Traders opposed to the pedestrianisation of Plunkett Street in 1992 included, fro left, Ronan Fleming, John O’Leary, Irene Buckley, Kathleen O’Sullivan, Breda Riordan, Elizabeth Doyle and Sheila O’Connor

Those in favour of pedestrianisation argued that it would boost business, eliminate dangers to pedestrians, improve the image of the street and end traffic gridlock at a time when parking was permitted on one side of the narrow carriageway but those against insisted that it would result in a loss in revenue, prevent delivery trucks from offloading goods and encourage people to congregate there late at night.

Then town council chairman, Paul Coghlan, insisted that a second plebiscite would not be held unless it was officially requested by the business interests on the street.

That didn’t happen and the file was put back on the shelf until three years ago when a trial pedestrianisation of the street was introduced and, of course, it is now closed to traffic completely.

Although some traders – on Plunkett Street and in other areas of the town – remain unconvinced, the majority of businesses say they are happy that the system is working well.


AN angry dog bit off more than he could chew when he set upon one colourful Kerry County Council candidate during the course of the 1985 local elections.

The report of the incidents at the time – brilliantly illustrated by cartoonist Tim Spillane

Jackie Healy-Rae, then firmly planted in the Fianna Fail camp, was knocking on doors in the Barraduff area of Killarney when an opportunist canine pounced.

“He took the seat clean off a new pants on me and nearly took a leg,” exclaimed Jackie who was convinced that the culprit was “a Fine Gael dog” – even if it wasn’t wearing a blue collar.

But the Kilgarvan publican – later to become the most instantly recognisable politician in the country – quickly got his own back.

“I bate the bejabers out of him.
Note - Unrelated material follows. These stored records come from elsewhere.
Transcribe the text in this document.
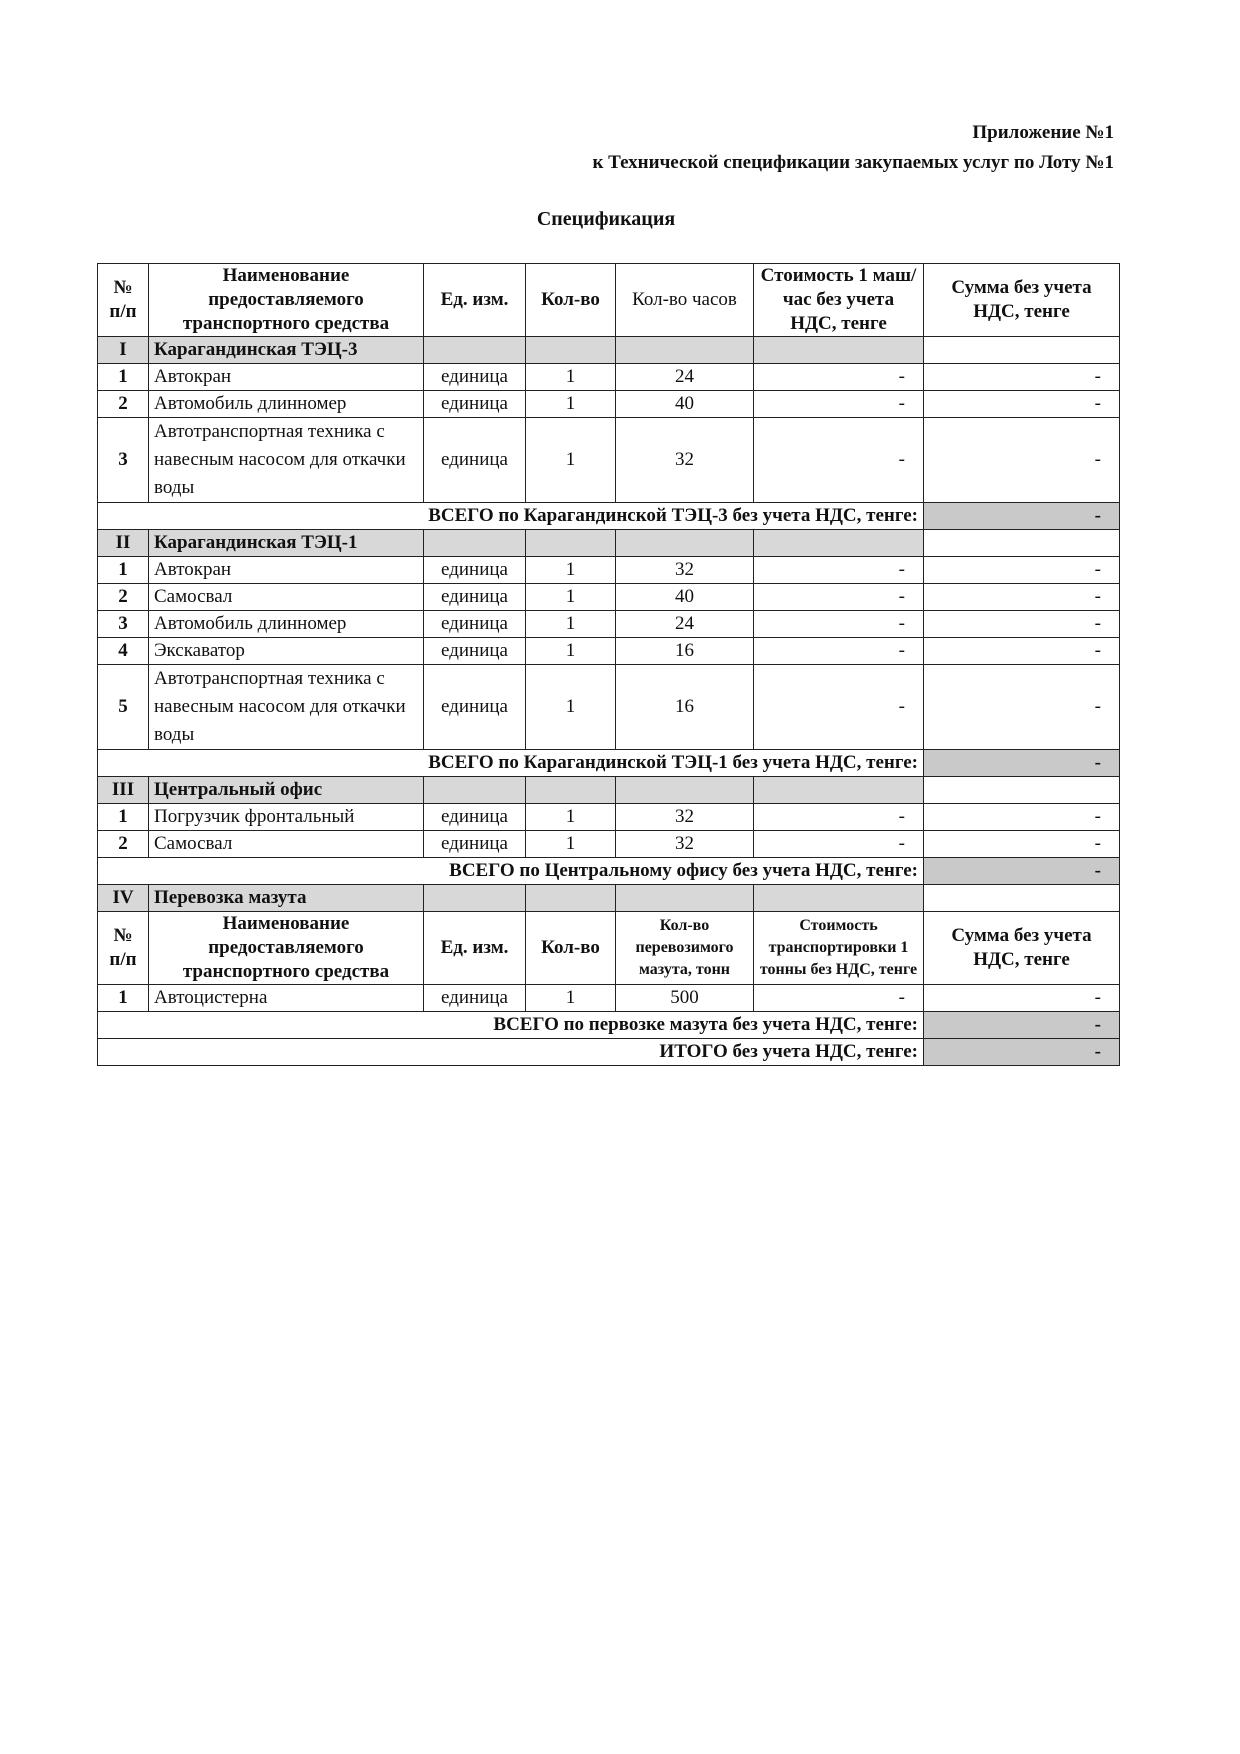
Приложение №1
к Технической спецификации закупаемых услуг по Лоту №1
Спецификация
№ п/п	Наименование предоставляемого транспортного средства	Ед. изм.	Кол-во	Кол-во часов	Стоимость 1 маш/час без учета НДС, тенге	Сумма без учета НДС, тенге
I	Карагандинская ТЭЦ-3					
1	Автокран	единица	1	24	-	-
2	Автомобиль длинномер	единица	1	40	-	-
3	Автотранспортная техника с навесным насосом для откачки воды	единица	1	32	-	-
ВСЕГО по Карагандинской ТЭЦ-3 без учета НДС, тенге:						-
II	Карагандинская ТЭЦ-1					
1	Автокран	единица	1	32	-	-
2	Самосвал	единица	1	40	-	-
3	Автомобиль длинномер	единица	1	24	-	-
4	Экскаватор	единица	1	16	-	-
5	Автотранспортная техника с навесным насосом для откачки воды	единица	1	16	-	-
ВСЕГО по Карагандинской ТЭЦ-1 без учета НДС, тенге:						-
III	Центральный офис					
1	Погрузчик фронтальный	единица	1	32	-	-
2	Самосвал	единица	1	32	-	-
ВСЕГО по Центральному офису без учета НДС, тенге:						-
IV	Перевозка мазута					
№ п/п	Наименование предоставляемого транспортного средства	Ед. изм.	Кол-во	Кол-во перевозимого мазута, тонн	Стоимость транспортировки 1 тонны без НДС, тенге	Сумма без учета НДС, тенге
1	Автоцистерна	единица	1	500	-	-
ВСЕГО по первозке мазута без учета НДС, тенге:						-
ИТОГО без учета НДС, тенге:						-
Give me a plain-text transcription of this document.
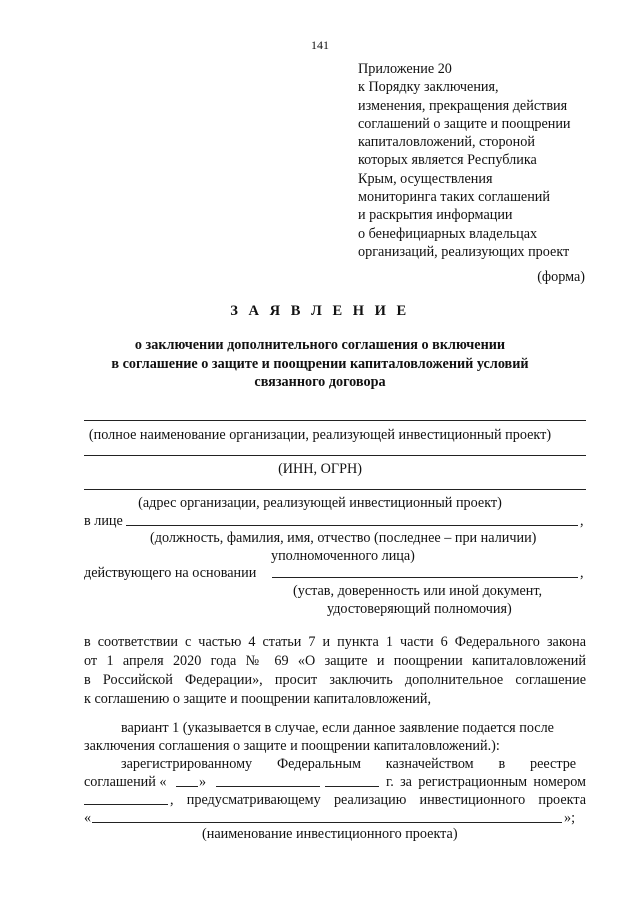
141
Приложение 20
к Порядку заключения,
изменения, прекращения действия
соглашений о защите и поощрении
капиталовложений, стороной
которых является Республика
Крым, осуществления
мониторинга таких соглашений
и раскрытия информации
о бенефициарных владельцах
организаций, реализующих проект
(форма)
З А Я В Л Е Н И Е
о заключении дополнительного соглашения о включении
в соглашение о защите и поощрении капиталовложений условий
связанного договора
(полное наименование организации, реализующей инвестиционный проект)
(ИНН, ОГРН)
(адрес организации, реализующей инвестиционный проект)
в лице	,
(должность, фамилия, имя, отчество (последнее – при наличии)
уполномоченного лица)
действующего на основании	,
(устав, доверенность или иной документ,
удостоверяющий полномочия)
в соответствии с частью 4 статьи 7 и пункта 1 части 6 Федерального закона
от 1 апреля 2020 года № 69 «О защите и поощрении капиталовложений
в Российской Федерации», просит заключить дополнительное соглашение
к соглашению о защите и поощрении капиталовложений,
вариант 1 (указывается в случае, если данное заявление подается после
заключения соглашения о защите и поощрении капиталовложений.):
зарегистрированному       Федеральным       казначейством       в       реестре
соглашений « »	г. за регистрационным номером
, предусматривающему реализацию инвестиционного проекта
«	»;
(наименование инвестиционного проекта)
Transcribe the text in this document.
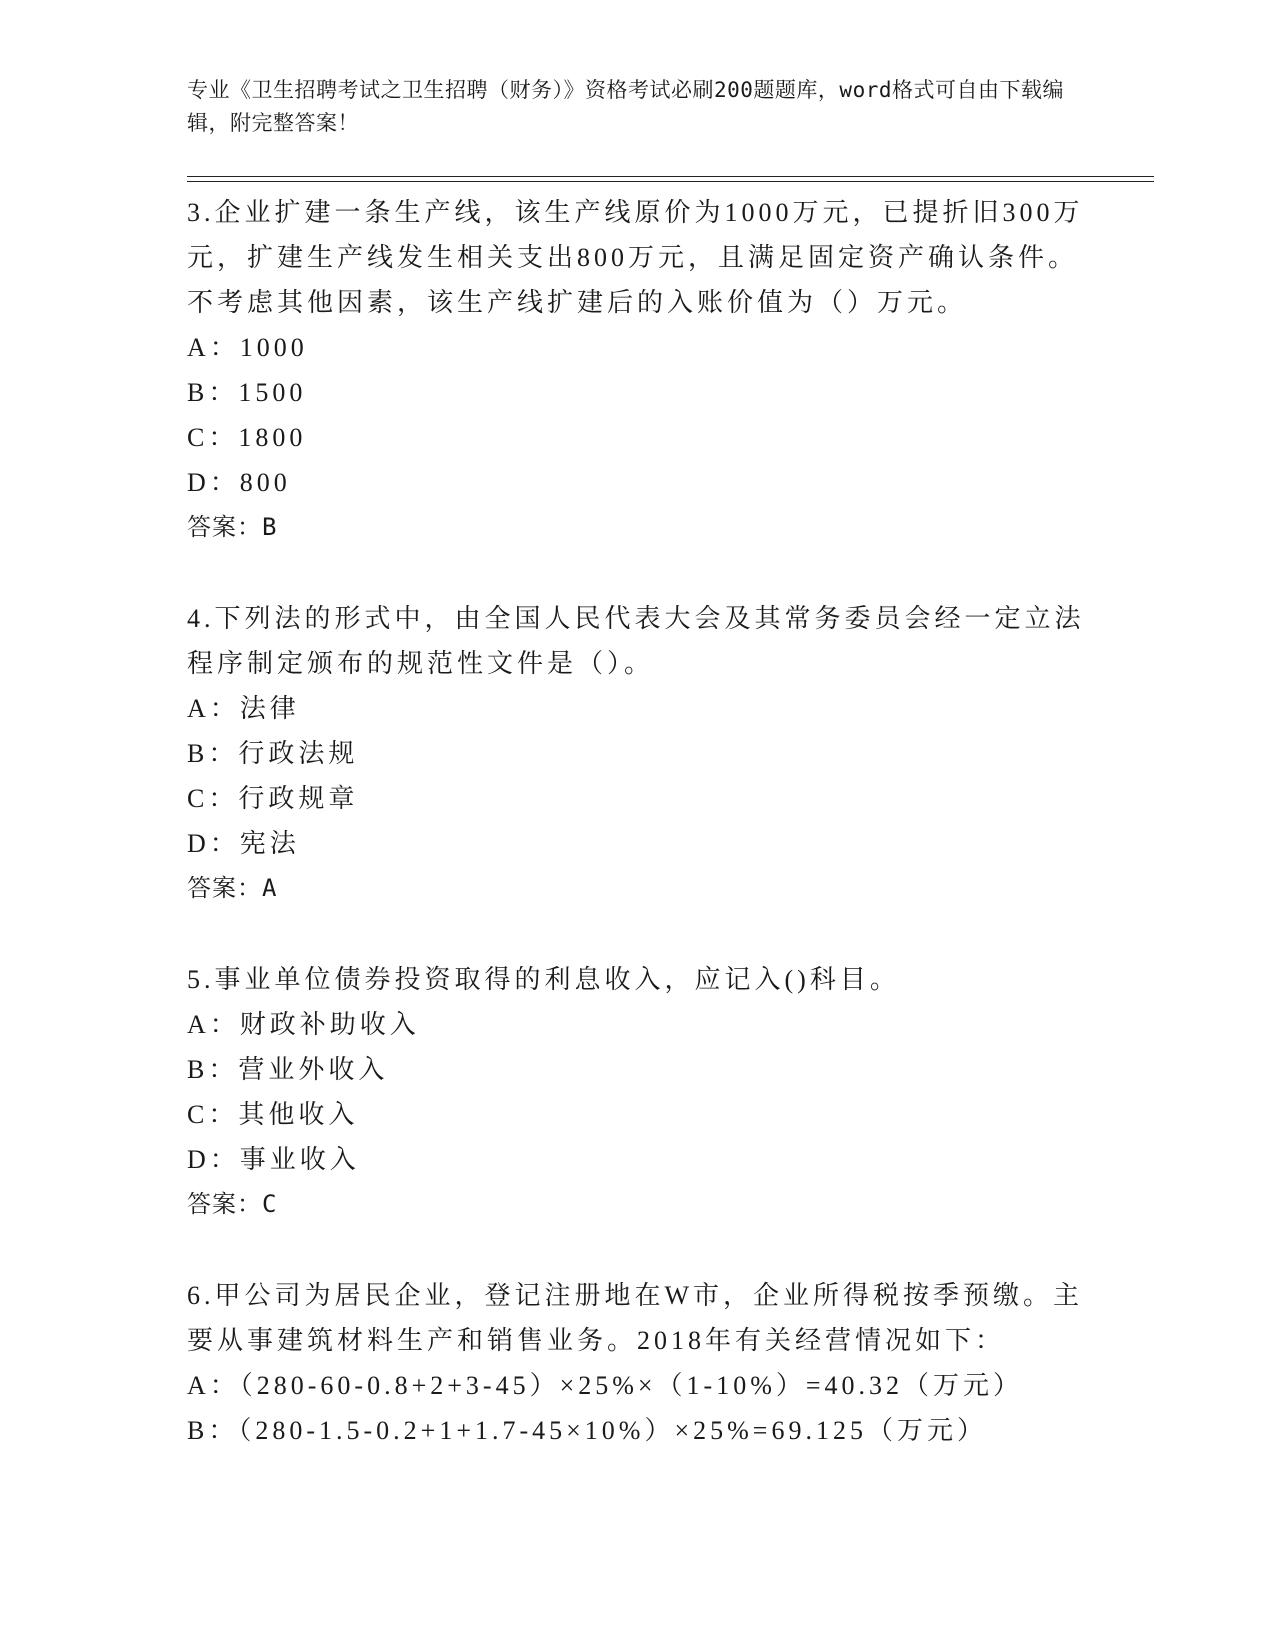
专业《卫生招聘考试之卫生招聘（财务）》资格考试必刷200题题库，word格式可自由下载编辑，附完整答案！
3.企业扩建一条生产线，该生产线原价为1000万元，已提折旧300万元，扩建生产线发生相关支出800万元，且满足固定资产确认条件。不考虑其他因素，该生产线扩建后的入账价值为（）万元。
A：1000
B：1500
C：1800
D：800
答案：B
4.下列法的形式中，由全国人民代表大会及其常务委员会经一定立法程序制定颁布的规范性文件是（）。
A：法律
B：行政法规
C：行政规章
D：宪法
答案：A
5.事业单位债券投资取得的利息收入，应记入()科目。
A：财政补助收入
B：营业外收入
C：其他收入
D：事业收入
答案：C
6.甲公司为居民企业，登记注册地在W市，企业所得税按季预缴。主要从事建筑材料生产和销售业务。2018年有关经营情况如下：
A：（280-60-0.8+2+3-45）×25%×（1-10%）=40.32（万元）
B：（280-1.5-0.2+1+1.7-45×10%）×25%=69.125（万元）
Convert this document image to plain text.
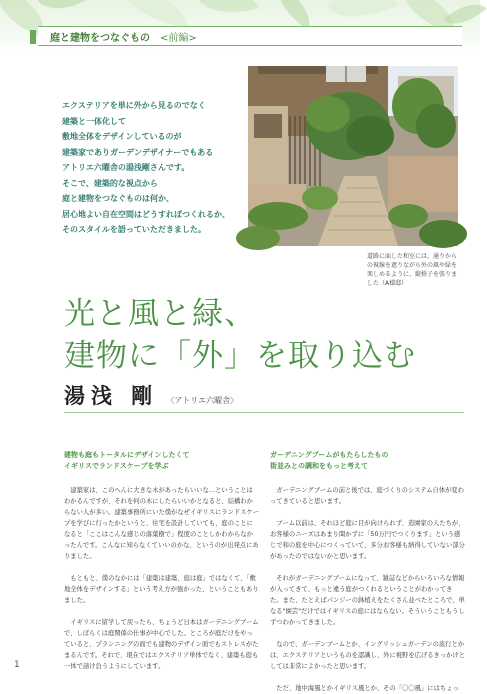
庭と建物をつなぐもの <前編>

エクステリアを単に外から見るのでなく

建築と一体化して

敷地全体をデザインしているのが

建築家でありガーデンデザイナーでもある

アトリエ六曜舎の湯浅剛さんです。

そこで、建築的な視点から

庭と建物をつなぐものは何か、

居心地よい自在空間はどうすればつくれるか、

そのスタイルを語っていただきました。

道路に面した和室には、通りからの視線を遮りながら外の風や緑を楽しめるように、縦格子を張りました（A様邸）
光と風と緑、
建物に「外」を取り込む
湯浅 剛 〈アトリエ六曜舎〉
建物も庭もトータルにデザインしたくて
イギリスでランドスケープを学ぶ

建築家は、このへんに大きな木があったらいいな…ということはわかるんですが、それを何の木にしたらいいかとなると、結構わからない人が多い。建築事務所にいた僕がなぜイギリスにランドスケープを学びに行ったかというと、住宅を設計していても、庭のことになると「ここはこんな感じの落葉樹で」程度のことしかわからなかったんです。こんなに知らなくていいのかな、というのが出発点にありました。

もともと、僕のなかには「建築は建築、庭は庭」ではなくて、「敷地全体をデザインする」という考え方が強かった、ということもありました。

イギリスに留学して戻ったら、ちょうど日本はガーデニングブームで、しばらくは庭関係の仕事が中心でした。ところが庭だけをやっていると、プランニングの面でも建物のデザイン面でもストレスがたまるんです。それで、現在ではエクステリア単体でなく、建築も庭も一体で請け負うようにしています。

ガーデニングブームがもたらしたもの
街並みとの調和をもっと考えて

ガーデニングブームの前と後では、庭づくりのシステム自体が変わってきていると思います。

ブーム以前は、それほど庭に目が向けられず、造園家の人たちが、お客様のニーズはあまり聞かずに「50万円でつくります」という感じで和の庭を中心につくっていて、多分お客様も納得していない部分があったのではないかと思います。

それがガーデニングブームになって、雑誌などからいろいろな情報が入ってきて、もっと違う庭がつくれるということがわかってきた。また、たとえばパンジーの鉢植えをたくさん並べたところで、単なる"園芸"だけではイギリスの庭にはならない。そういうこともうしずつわかってきました。

なので、ガーデンブームとか、イングリッシュガーデンの流行とかは、エクステリアというものを認識し、外に視野を広げるきっかけとしては非常によかったと思います。

ただ、地中海風とかイギリス風とか、その「〇〇風」にはちょっ

1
It’ll be a long time before he touches a Fianna Fail man again,” he said.

A popular candidate seeking seats on the then Killarney Urban District Council also had a close encounter with the fang-toothed kind during that election.

Cllr Mort O’Shea, also of Fianna Fail, was campaigning in Adrshanavooley when a dog made his presence felt and snapped at one of his election team, leaving a few molar marks on the leg of his trousers.

Amusingly, it later emerged that the house they were calling to was the home of Cllr Michael Courtney, a long-serving Independent councillor who was previously a member of the Fine Gael party.

The shaggy dog stories were captured brilliantly at the time by local cartoonist Tim Spillane from Woodlawn Park.


THEY swapped the Rivers of Babylon for the Lakes of Killarney for one night only – and it generated quite a stir of excitement.

Disco era super group Boney M, fresh from Top of the Pops, were persuaded to perform in Killarney in September 1985 and they packed Revelles Nightclub in the now Killarney Avenue Hotel to the rafters.

Given that Boney M had sold up to 80 million record worldwide, it was quite a coup for the nightclub’s dapper entertainment manager, Michael O’Donoghue, and the fans who paid just £5 for the privilege of being there, were treated to all the Euro-Caribbean group’s smash hits, including Brown Girl in the Ring, Daddy Cool, Ma Baker, Sunny, Mary’s Boy Child and Rasputin.

Revelles was the place to be – and the place to be seen – in the glorious 1980s and it regularly played host to Ireland’s top acts, including Something Happens, Aslan, Don Baker, Davy Spillane, In Tua Nua, The 4 of Us, The Stunning and Eurovision king Johnny Logan.

And that wasn’t the only attraction – the club also entertained the masses with barn dances, beach parties, midsummer Christmas parties, pyjama parties and even hairy chest contests.